Let $z = [x,y]$, observe $z' = [x',y'] = [z(2)-z(1)^3,-z(1)-z(2)^3]$.
Your initial condition is $z_0 = [x_0,y_0] = [1,0]$
The trick is now we have a vector $z$ and we know its derivative $z'$ and initial values, we can certainly solve it (numerically).
Matlab solvers like ode45 or ode23 can easily tackle this, or you can write your own solver using Euler's method and so on.
Example Code
f = @(t,z)[z(2)-z(1)^3,-z(1)-z(2)^3];
[t z] = ode45(f,[1 100],[1 0]);
Remember now your $z$ vector contains both $x$ and $y$.
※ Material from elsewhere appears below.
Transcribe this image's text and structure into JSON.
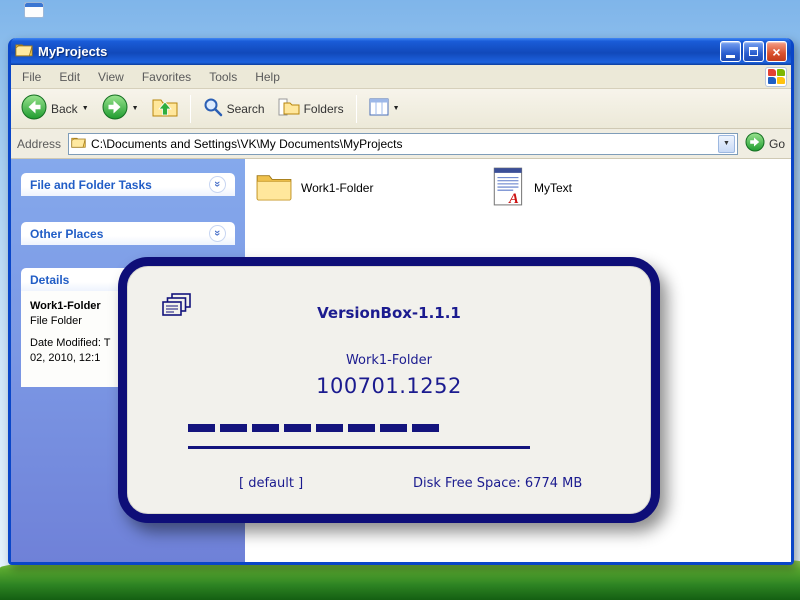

$z(:,1)$ will give you $x$ vector in correspondence to $t$ vector and $z(:,2)$ will give the $y$ vector
You can for example
plot(t,z(:,1))
to see how x evolve along t or
plot(t,z(:,2))
to see how y evolve along t. Or
plot(z(:,1),z(:,2))
to see the phase plot.
Regarding plotting against $A$ and $B$, I think you might have misunderstood the problem. We have x(t) and y(t) and we solved them, this is different from solving z(x,y,t). Don't get them confused.
Your A(x(t),y(t)) is basically a parametrized curve in 2 dimension (z against t). You can plot by
A = @(x,y) x.^2+y.^2;
plot(t,A(z(:,1),z(:,2));
And your B has nothing to do x(t) and y(t), it only depends on t, so again a 2 dimension plot.
B = @(t) 1./t;
plot(t,B(t));
To plot them on the same graph you can do either
plot(t,A(z(:,1),z(:,2),t,B(t));
or
plot(t,A(z(:,1),z(:,2)); hold on; plot(t,B(t)); hold off;